Why the Roth IRA Beats the Traditional
In the 1980s the individual retirement arrangement was established by Congress to allow Americans to set aside money for their retirement. We now refer to this as the traditional IRA for in 1998 Congress created an alternative called the Roth IRA which has several advantages over the traditional IRA in many cases. The Roth IRA is a very different animal than the traditional IRA and has many features that the original did not. For most people there are several Roth IRA advantages that we will look at. Let’s take a look at some of these advantages.
The most popular feature (and the greatest advantage) of the Roth IRA is the fact that once an individual has reached age 59 and 1/2 they can withdraw their retirement monies tax free. In exchange for this privelidge you will forfeit the tax deduction that you would normally receive for a traditional IRA when first depositing your contribution. So it essence you are trading a small (but certain) tax break up front for a much larger (though uncertain) tax break later in life. This is the feature of the Roth IRA which has contributed the most to its popularity.
In a traditional IRA, you do get the tax deduction on your initial contribution. However, later, when it is time to take distributions (withdraw your money) you will pay taxes on the sum gain realized in your account. Another issue is that the money upon withdrawal is taxed as income as opposed to as a capital gain. Therefore, if you are in the 28% income tax bracket, more than a quarter of your money will go to the tax man.
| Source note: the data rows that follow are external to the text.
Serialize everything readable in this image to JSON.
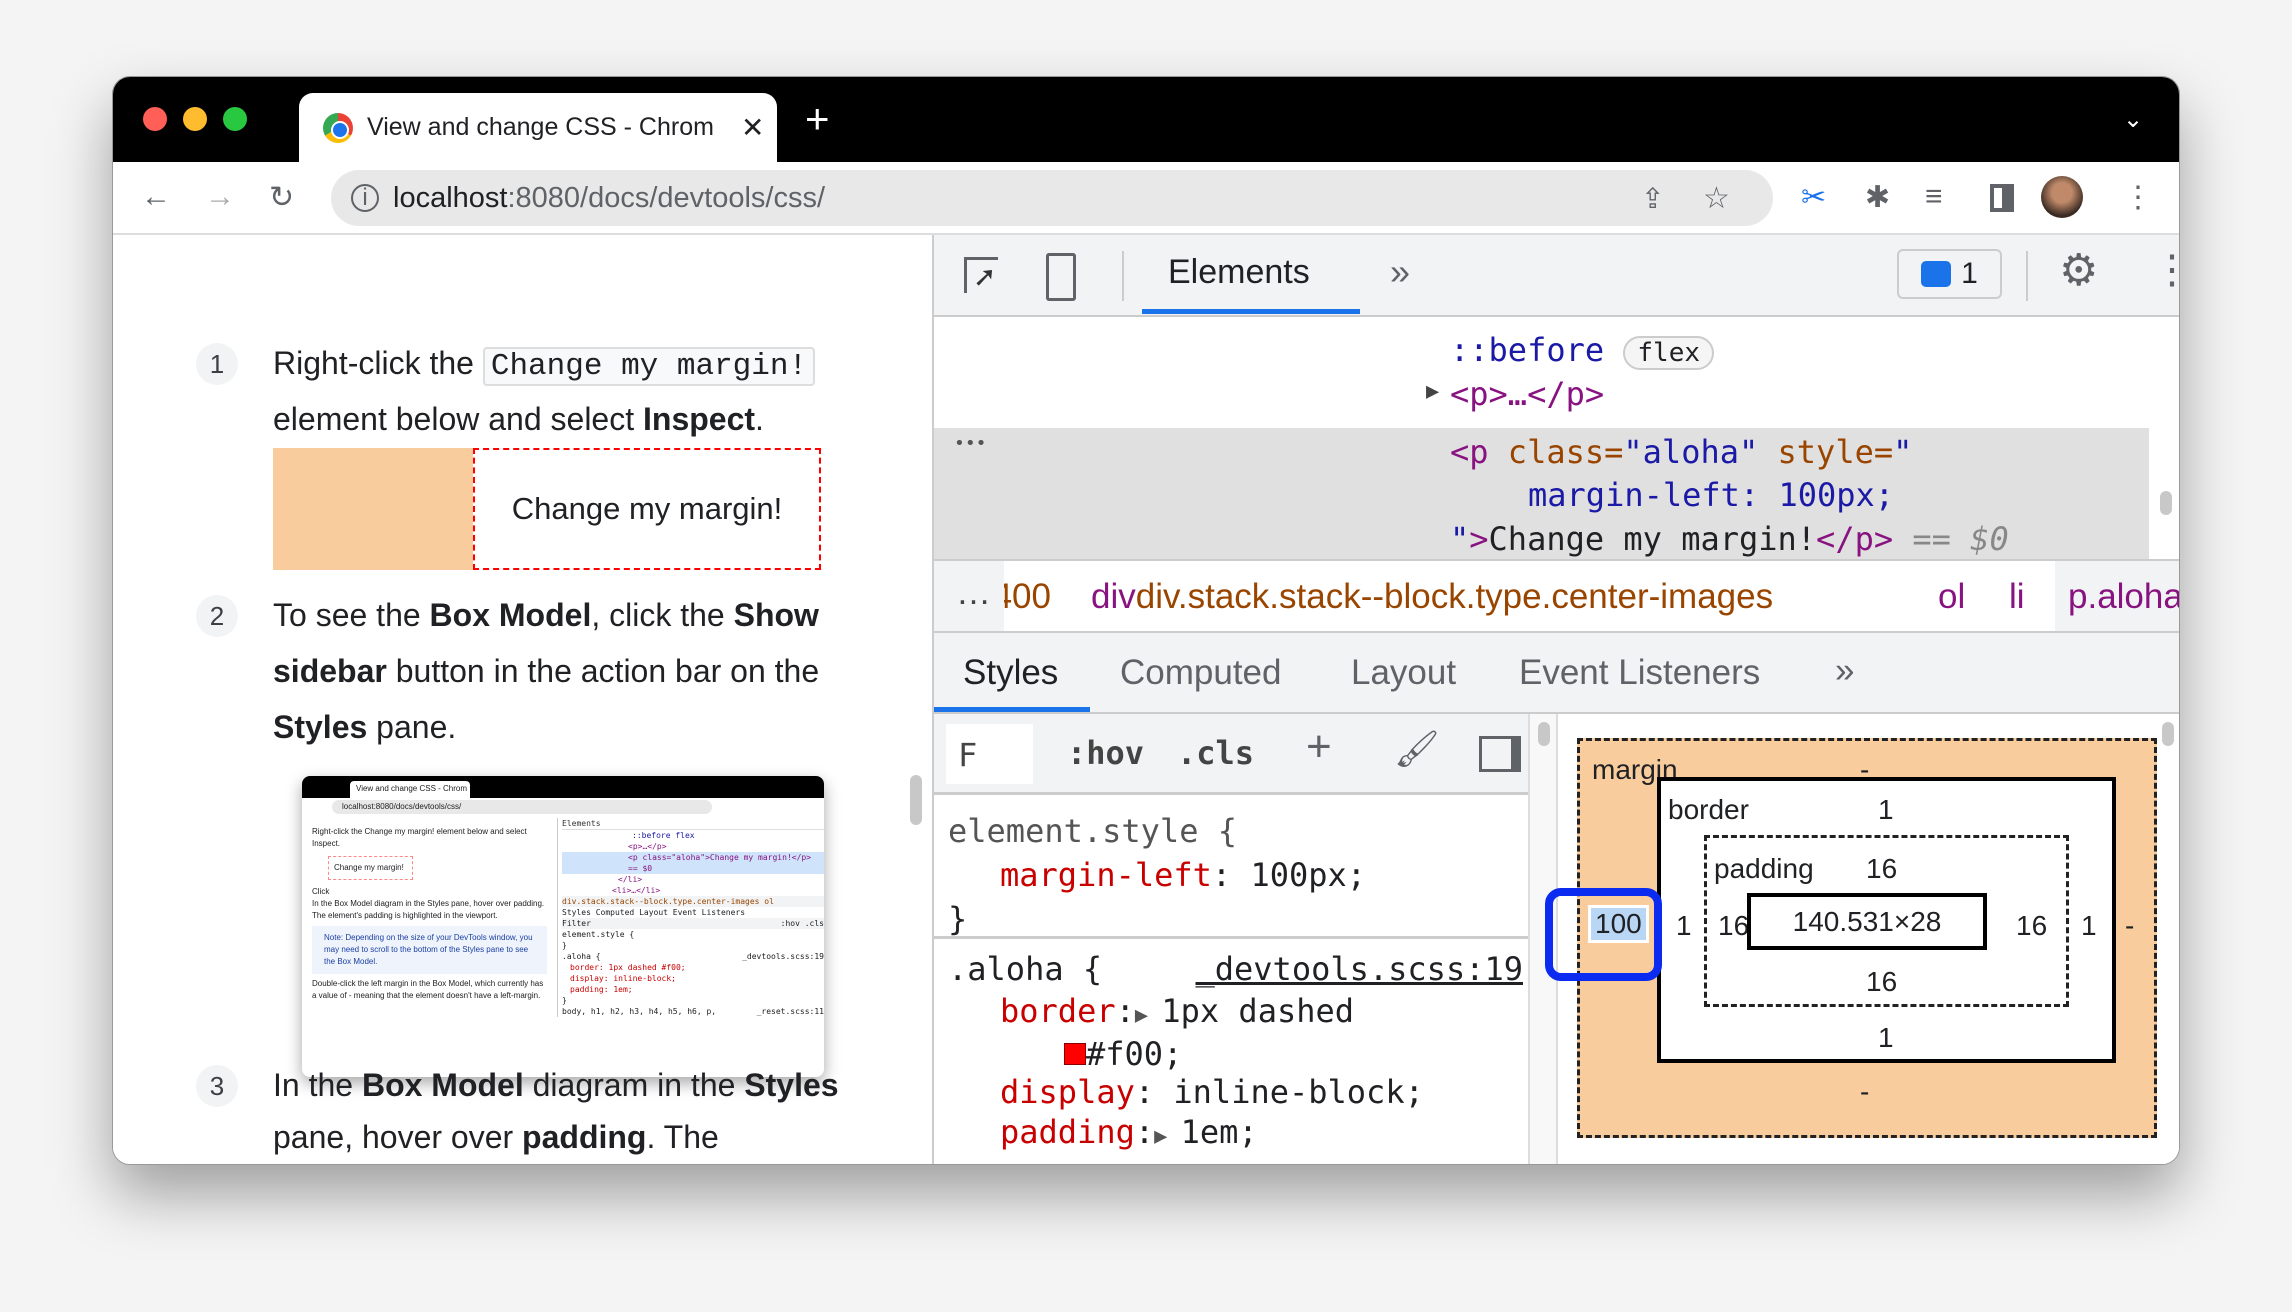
{
  "browser": {
    "tab_title": "View and change CSS - Chrom",
    "url_host": "localhost",
    "url_path": ":8080/docs/devtools/css/",
    "icons": [
      "close-icon",
      "new-tab-icon",
      "chevron-down-icon",
      "back-icon",
      "forward-icon",
      "reload-icon",
      "info-icon",
      "share-icon",
      "star-icon",
      "scissors-icon",
      "extensions-icon",
      "media-icon",
      "side-panel-icon",
      "avatar",
      "kebab-icon"
    ],
    "colors": {
      "close": "#ff5f57",
      "minimize": "#febc2e",
      "maximize": "#28c840"
    }
  },
  "page": {
    "step1": {
      "num": "1",
      "pre": "Right-click the",
      "code": "Change my margin!",
      "line2_pre": "element below and select ",
      "line2_bold": "Inspect",
      "line2_post": "."
    },
    "demo_box": "Change my margin!",
    "step2": {
      "num": "2",
      "l1_pre": "To see the ",
      "l1_b1": "Box Model",
      "l1_mid": ", click the ",
      "l1_b2": "Show",
      "l2_b": "sidebar",
      "l2_post": " button in the action bar on the",
      "l3_b": "Styles",
      "l3_post": " pane."
    },
    "step3": {
      "num": "3",
      "l1_pre": "In the ",
      "l1_b1": "Box Model",
      "l1_mid": " diagram in the ",
      "l1_b2": "Styles",
      "l2_pre": "pane, hover over ",
      "l2_b": "padding",
      "l2_post": ". The"
    },
    "thumbnail": {
      "tab": "View and change CSS - Chrom",
      "url": "localhost:8080/docs/devtools/css/",
      "s1": "Right-click the Change my margin! element below and select Inspect.",
      "box": "Change my margin!",
      "s2": "Click",
      "s3": "In the Box Model diagram in the Styles pane, hover over padding. The element's padding is highlighted in the viewport.",
      "note": "Note: Depending on the size of your DevTools window, you may need to scroll to the bottom of the Styles pane to see the Box Model.",
      "s4": "Double-click the left margin in the Box Model, which currently has a value of - meaning that the element doesn't have a left-margin.",
      "elements": "Elements",
      "code1": "::before flex",
      "code2": "<p>…</p>",
      "code3": "<p class=\"aloha\">Change my margin!</p> == $0",
      "code4": "</li>",
      "code5": "<li>…</li>",
      "crumb": "div.stack.stack--block.type.center-images  ol",
      "tabs": "Styles  Computed  Layout  Event Listeners",
      "filter": "Filter",
      "hov": ":hov .cls",
      "css1": "element.style {",
      "css2": "}",
      "css3": ".aloha {",
      "css3src": "_devtools.scss:19",
      "css4": "border: 1px dashed #f00;",
      "css5": "display: inline-block;",
      "css6": "padding: 1em;",
      "css7": "}",
      "css8": "body, h1, h2, h3, h4, h5, h6, p,",
      "css8src": "_reset.scss:11"
    }
  },
  "devtools": {
    "main_tab": "Elements",
    "more": "»",
    "issues_count": "1",
    "dom": {
      "before": "::before",
      "flex_badge": "flex",
      "p_collapsed": "<p>…</p>",
      "sel_open": "<p",
      "attr_class": " class=",
      "class_val": "\"aloha\"",
      "attr_style": " style=",
      "style_open": "\"",
      "style_body": "margin-left: 100px;",
      "style_close": "\"",
      "gt": ">",
      "text": "Change my margin!",
      "close_tag": "</p>",
      "eq": " == ",
      "dollar": "$0",
      "dots": "•••"
    },
    "breadcrumb": [
      "…",
      "400",
      "div.stack.stack--block.type.center-images",
      "ol",
      "li",
      "p.aloha",
      "…"
    ],
    "side_tabs": [
      "Styles",
      "Computed",
      "Layout",
      "Event Listeners",
      "»"
    ],
    "filter_value": "F",
    "hov": ":hov",
    "cls": ".cls",
    "rules": {
      "element_style": "element.style {",
      "es_prop": "margin-left",
      "es_val": "100px;",
      "close": "}",
      "aloha_sel": ".aloha {",
      "aloha_src": "_devtools.scss:19",
      "border_prop": "border",
      "border_val": "1px dashed",
      "color_val": "#f00;",
      "display_prop": "display",
      "display_val": "inline-block;",
      "padding_prop": "padding",
      "padding_val": "1em;"
    },
    "box_model": {
      "margin_label": "margin",
      "margin_top": "-",
      "margin_right": "-",
      "margin_bottom": "-",
      "margin_left": "100",
      "border_label": "border",
      "border_top": "1",
      "border_right": "1",
      "border_bottom": "1",
      "border_left": "1",
      "padding_label": "padding",
      "padding_top": "16",
      "padding_right": "16",
      "padding_bottom": "16",
      "padding_left": "16",
      "content": "140.531×28"
    },
    "colors": {
      "accent": "#1a73e8",
      "margin": "#f9cc9d",
      "highlight": "#0b2bf0"
    }
  }
}
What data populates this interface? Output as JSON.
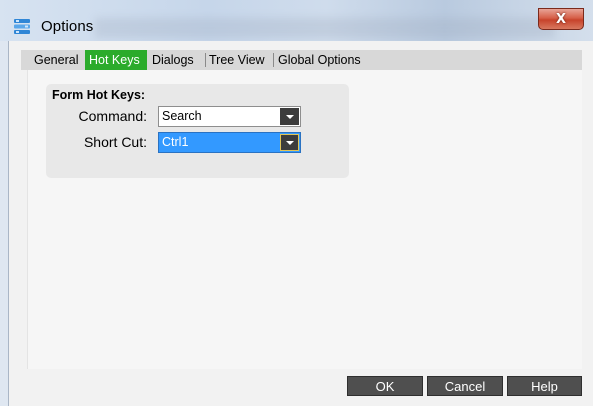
{
  "window": {
    "title": "Options",
    "close_glyph": "X",
    "icon": "options-app-icon"
  },
  "tabs": [
    {
      "label": "General",
      "active": false
    },
    {
      "label": "Hot Keys",
      "active": true
    },
    {
      "label": "Dialogs",
      "active": false
    },
    {
      "label": "Tree View",
      "active": false
    },
    {
      "label": "Global Options",
      "active": false
    }
  ],
  "hotkeys": {
    "group_title": "Form Hot Keys:",
    "command_label": "Command:",
    "command_value": "Search",
    "shortcut_label": "Short Cut:",
    "shortcut_value": "Ctrl1"
  },
  "buttons": {
    "ok": "OK",
    "cancel": "Cancel",
    "help": "Help"
  },
  "colors": {
    "active_tab": "#2bab2b",
    "selection": "#3399ff",
    "button_bg": "#4f4f4f",
    "close_button": "#c7432b"
  }
}
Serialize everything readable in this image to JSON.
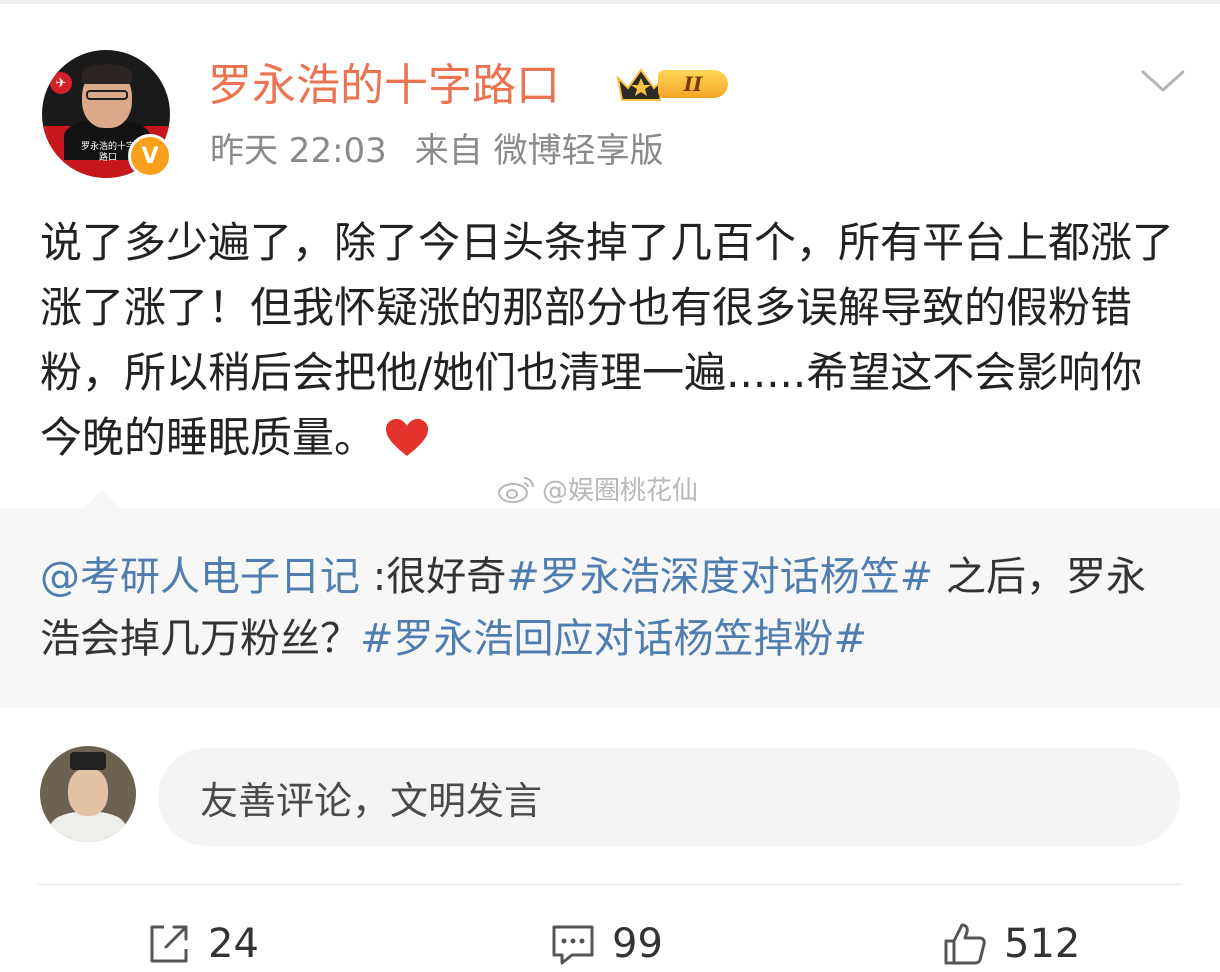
{
  "post": {
    "username": "罗永浩的十字路口",
    "avatar_caption": "罗永浩的十字路口",
    "verified_badge": "V",
    "level": "II",
    "timestamp": "昨天 22:03",
    "source": "来自 微博轻享版",
    "text": "说了多少遍了，除了今日头条掉了几百个，所有平台上都涨了涨了涨了！但我怀疑涨的那部分也有很多误解导致的假粉错粉，所以稍后会把他/她们也清理一遍......希望这不会影响你今晚的睡眠质量。",
    "watermark": "@娱圈桃花仙",
    "icons": [
      "chevron-down-icon",
      "heart-icon",
      "weibo-logo-icon",
      "crown-icon",
      "verified-icon"
    ]
  },
  "quote": {
    "mention": "@考研人电子日记",
    "text_before": " :很好奇",
    "hashtag1": "#罗永浩深度对话杨笠#",
    "text_middle": " 之后，罗永浩会掉几万粉丝？",
    "hashtag2": "#罗永浩回应对话杨笠掉粉#"
  },
  "comment": {
    "placeholder": "友善评论，文明发言"
  },
  "actions": {
    "repost_count": "24",
    "comment_count": "99",
    "like_count": "512"
  },
  "colors": {
    "username": "#eb7350",
    "link": "#507daf",
    "meta": "#8a8a8a",
    "badge": "#f7a11a"
  }
}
Another key component of the Roth IRA (and this is true for a traditional IRA as well) is that within your account you are not taxed on individual transactions. Unlike a regular brokerage account, an IRA shelters you from taxable events until it is time to withdraw the money (traditional IRA) or forever (Roth IRA). Therefore, if your time horizon is especially long, an IRA is great choice of vehicle for your investments.
One key distinction between the two, the Roth and the Traditional, is that with the Roth there is no point where you will be required to take your money out. In a traditional IRA, once you reach the age of 70 and 1/2 you are required to begin to withdraw your money or you will face a penalty. In the case of the Roth IRA, however you are not required by law to take deductions at any age. As a matter of fact, you may, if you choose, keep funding your account until you reach 110 years old, assuming that you live that long.
A key question for the future however is whether the IRA will become a thing of the past. Some have asserted that Congress will have a tough time keeping their hands off of this retirement money for so long. The reason for this is simple. Many believe that government wants their cut of this money and so they will take it. Because of this, many wonder if the main argument in favor of the Roth IRA, the tax advantages, will become moot. So the Traditional IRA, which offers an upfront tax advantage may be the safer way to play it. At this point, it seems uncertain that the current system will be maintained indefinitely. Depending upon your time horizon before retirement, you will have to judge if you believe the government can keep its hands off your money for that long before making your decision.
In summation, those are the essential advantages and disadvantages of the Roth IRA over the traditional IRA. There are many other factors to consider when planning for your retirement including IRA limits and Roth IRA limits so make certain to do your due diligence before deciding on a course of action.